Date of Award:

1975

Document Type:

Dissertation

Degree Name:

Doctor of Philosophy (PhD)

Department:

Plants, Soils, and Climate

Advisor/Chair:

David R. Walker

Abstract

The effects of temperature, defoliation, light, and certain fall cultural practices on rest and hardiness of Gleason Elberta peach buds were studied. The influence of these factors on abscisic acid concentration in peach buds and a possible role of ABA in rest and hardiness of peach buds were also investigated.

Peach leaf buds enter rest in early fall, reach a rest intensity peak in early winter, then break rest as a chilling requirement is met. Complete defoliation before rest has begun will cause some leaf and flower buds to grow, while defoliation after rest has begun will not cause visible bud growth.

Effective chill-unit accumulation in the fall apparently did not begin until after a certain amount of leaf abscission had occurred. A GA3 application on August 15, 1974, delayed leaf abscission, and also caused an extension of the rest period. Early fall defoliation was correlated with a reduction in rest intensity and a reduction in the rest period of leaf buds.

A result of this study indicates the possibility of the existence of a rest promoting substance that was apparently translocated from a side of a tree exposed to ambient temperatures to a warm greenhouse covered side.

Decreasing temperatures caused an increase in flower bud hardiness, however, other factors also had effects on hardiness.

An extended day-length treatment caused flower buds to acclimate more slowly than those on untreated trees during the early fall period. The light affect was not evident as colder temperatures prevailed.

Buds on trees that were kept warm, acclimated to the same level as buds on trees kept at cooler but non freezing temperatures. However, it took the warm buds approximately four months longer to acclimate.

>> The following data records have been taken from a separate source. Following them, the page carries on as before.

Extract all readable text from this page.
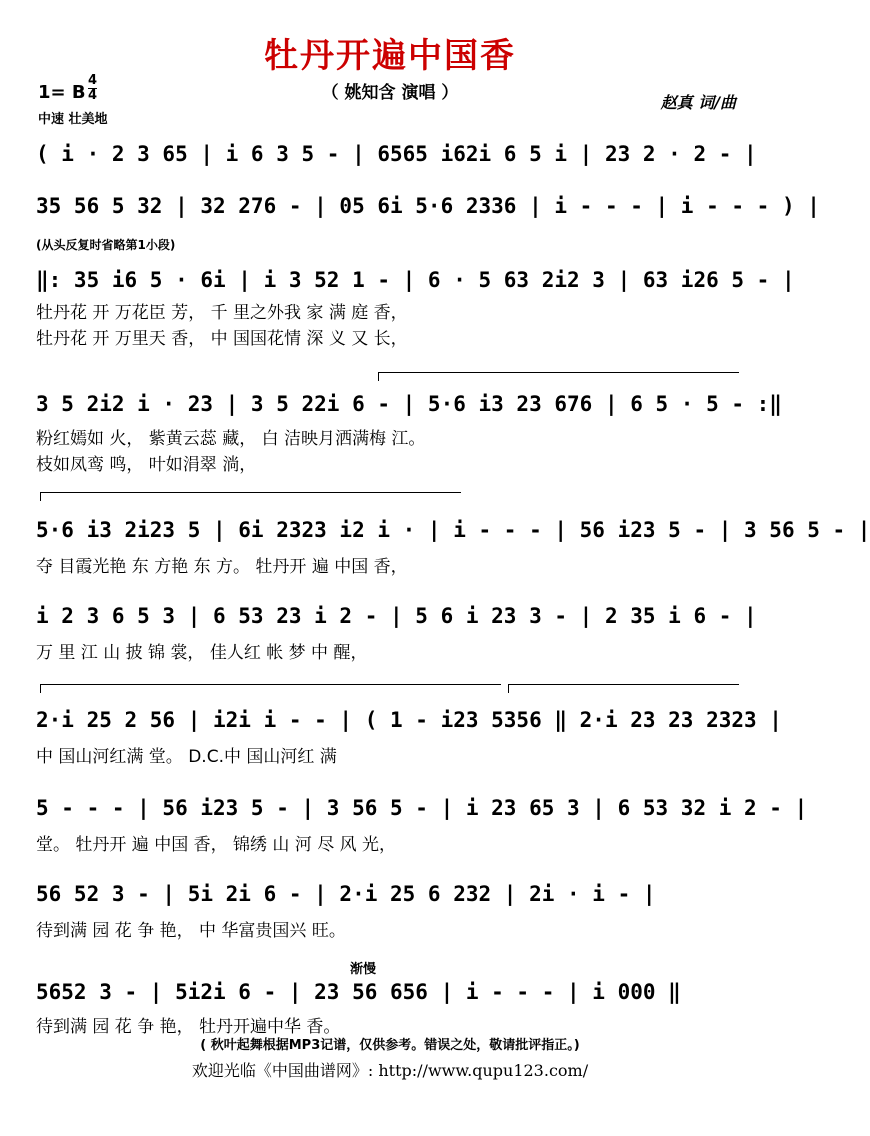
牡丹开遍中国香
（ 姚知含 演唱 ）
1= B $\frac{4}{4}$
中速 壮美地
赵真 词/曲
( i · 2 3 65 | i 6 3 5 - | 6565 i62i 6 5 i | 23 2 · 2 - |
35 56 5 32 | 32 276 - | 05 6i 5·6 2336 | i - - - | i - - - ) |
(从头反复时省略第1小段)
‖: 35 i6 5 · 6i | i 3 52 1 - | 6 · 5 63 2i2 3 | 63 i26 5 - |
牡丹花 开 万花臣 芳， 千 里之外我 家 满 庭 香，
牡丹花 开 万里天 香， 中 国国花情 深 义 又 长，
3 5 2i2 i · 23 | 3 5 22i 6 - | 5·6 i3 23 676 | 6 5 · 5 - :‖
粉红嫣如 火， 紫黄云蕊 藏， 白 洁映月洒满梅 江。
枝如凤鸾 鸣， 叶如涓翠 淌，
5·6 i3 2i23 5 | 6i 2323 i2 i · | i - - - | 56 i23 5 - | 3 56 5 - |
夺 目霞光艳 东 方艳 东 方。 牡丹开 遍 中国 香，
i 2 3 6 5 3 | 6 53 23 i 2 - | 5 6 i 23 3 - | 2 35 i 6 - |
万 里 江 山 披 锦 裳， 佳人红 帐 梦 中 醒，
2·i 25 2 56 | i2i i - - | ( 1 - i23 5356 ‖ 2·i 23 23 2323 |
中 国山河红满 堂。 D.C.中 国山河红 满
5 - - - | 56 i23 5 - | 3 56 5 - | i 23 65 3 | 6 53 32 i 2 - |
堂。 牡丹开 遍 中国 香， 锦绣 山 河 尽 风 光，
56 52 3 - | 5i 2i 6 - | 2·i 25 6 232 | 2i · i - |
待到满 园 花 争 艳， 中 华富贵国兴 旺。
渐慢
5652 3 - | 5i2i 6 - | 23 56 656 | i - - - | i 000 ‖
待到满 园 花 争 艳， 牡丹开遍中华 香。
( 秋叶起舞根据MP3记谱，仅供参考。错误之处，敬请批评指正。)
欢迎光临《中国曲谱网》: http://www.qupu123.com/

Buds on trees that were exposed to below freezing temperatures acclimated to a much lower level than those on trees not exposed to freezing temperatures.

Fall pruning and heavy fertilization with ammonium nitrate did not reduce cold hardiness enough to be measured. However, buds on vigorous, large diameter twigs were more hardy during the early winter period than buds on twigs of smaller diameter.

The August 15 and September 19 GA3 treated trees and the early defoliated trees had a delay in acclimation during the fall period, although they did eventually acclimate to the same level as the untreated buds.

Abscisic acid concentration in peach leaf and flower buds was low before rest began, increased sharply during the rest inception period, and decreased in concentration before the end of rest. ABA may be a controlling factor in the inception of rest in peach.

There was no apparent relationship between ABA concentration and cold hardiness of Gleason Elberta peach flower buds.